Eli Lilly released two more sets of data for its once-weekly insulin efsitora a week after touting data from another two trials in its late-stage QWINT development program.
At the European Association for the Study of Diabetes (EASD) annual meeting in Madrid, Lilly presented data from the QWINT-2 and QWINT-5 studies.
In QWINT-2, efsitora met the primary endpoint of non-inferior A1C reduction in adults with type 2 diabetes using insulin for the first time. Efsitora reduced A1C by 1.34% compared to 1.26% for insulin degludec. The study also hit the secondary endpoint: Patients taking efsitora had 45 minutes more time in range each day. This dataset included about 50% of adults who were also on a GLP-1.
Lilly presented topline QWINT-2 data in May, along with topline results for QWINT-4, which also met its primary endpoint of non-inferior blood sugar reduction. This study included patients previously treated with basal insulin and at least two injections each day of mealtime insulin.

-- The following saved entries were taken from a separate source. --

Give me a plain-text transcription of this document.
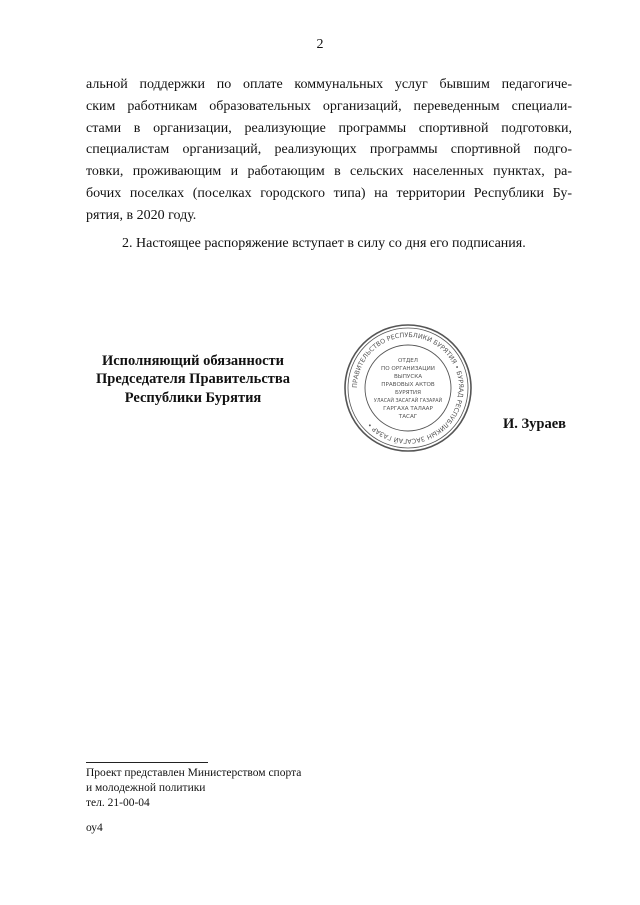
2
альной поддержки по оплате коммунальных услуг бывшим педагогиче-
ским работникам образовательных организаций, переведенным специали-
стами в организации, реализующие программы спортивной подготовки,
специалистам организаций, реализующих программы спортивной подго-
товки, проживающим и работающим в сельских населенных пунктах, ра-
бочих поселках (поселках городского типа) на территории Республики Бу-
рятия, в 2020 году.
2. Настоящее распоряжение вступает в силу со дня его подписания.
Исполняющий обязанности
Председателя Правительства
Республики Бурятия
ПРАВИТЕЛЬСТВО РЕСПУБЛИКИ БУРЯТИЯ • БУРЯАД РЕСПУБЛИКЫН ЗАСАГАЙ ГАЗАР •
ОТДЕЛ
ПО ОРГАНИЗАЦИИ
ВЫПУСКА
ПРАВОВЫХ АКТОВ
БУРЯТИЯ
УЛАСАЙ ЗАСАГАЙ ГАЗАРАЙ
ГАРГАХА ТАЛААР
ТАСАГ	И. Зураев
Проект представлен Министерством спорта
и молодежной политики
тел. 21-00-04
оу4
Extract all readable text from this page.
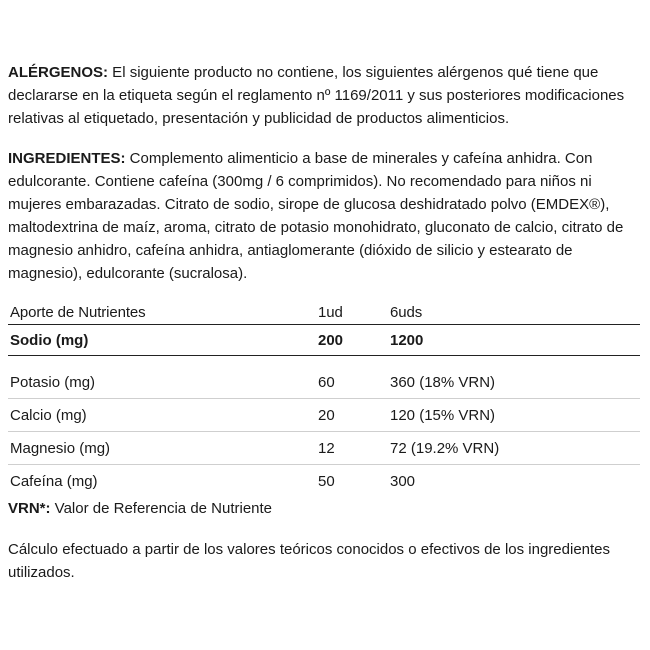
ALÉRGENOS: El siguiente producto no contiene, los siguientes alérgenos qué tiene que declararse en la etiqueta según el reglamento nº 1169/2011 y sus posteriores modificaciones relativas al etiquetado, presentación y publicidad de productos alimenticios.

INGREDIENTES: Complemento alimenticio a base de minerales y cafeína anhidra. Con edulcorante. Contiene cafeína (300mg / 6 comprimidos). No recomendado para niños ni mujeres embarazadas. Citrato de sodio, sirope de glucosa deshidratado polvo (EMDEX®), maltodextrina de maíz, aroma, citrato de potasio monohidrato, gluconato de calcio, citrato de magnesio anhidro, cafeína anhidra, antiaglomerante (dióxido de silicio y estearato de magnesio), edulcorante (sucralosa).

Aporte de Nutrientes	1ud	6uds
Sodio (mg)	200	1200

Potasio (mg)	60	360 (18% VRN)
Calcio (mg)	20	120 (15% VRN)
Magnesio (mg)	12	72 (19.2% VRN)
Cafeína (mg)	50	300

VRN*: Valor de Referencia de Nutriente

Cálculo efectuado a partir de los valores teóricos conocidos o efectivos de los ingredientes utilizados.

“There are several aspects of this molecule that are very, very innovative, where it’s very slow acting and a flat, slow release over time,” Molly Carr, head of clinical development for insulin at Lilly, told Endpoints News. “That’s really the most innovative thing about this insulin, is it’s more physiologic. It acts like your beta cell, more so than other basal insulins.”
Also presented at EASD on Tuesday were results from QWINT-5, which compared efsitora to insulin degludec in adults with type 1 diabetes who require daily basal and multiple daily mealtime insulin injections.
Again, the trial met the primary endpoint of non-inferior A1C reduction: efsitora reduced A1C by 0.53% compared to 0.59% for insulin degludec.
Carr told Endpoints News that the company does not disclose when it will file for approval with the FDA, but that the company is reviewing the positive data from the trials to prepare for registration.
Last week, Lilly dropped data from the Phase 3 QWINT-1 and QWINT-3 studies, which also met the primary endpoints of non-inferior A1C reduction compared with daily basal insulins.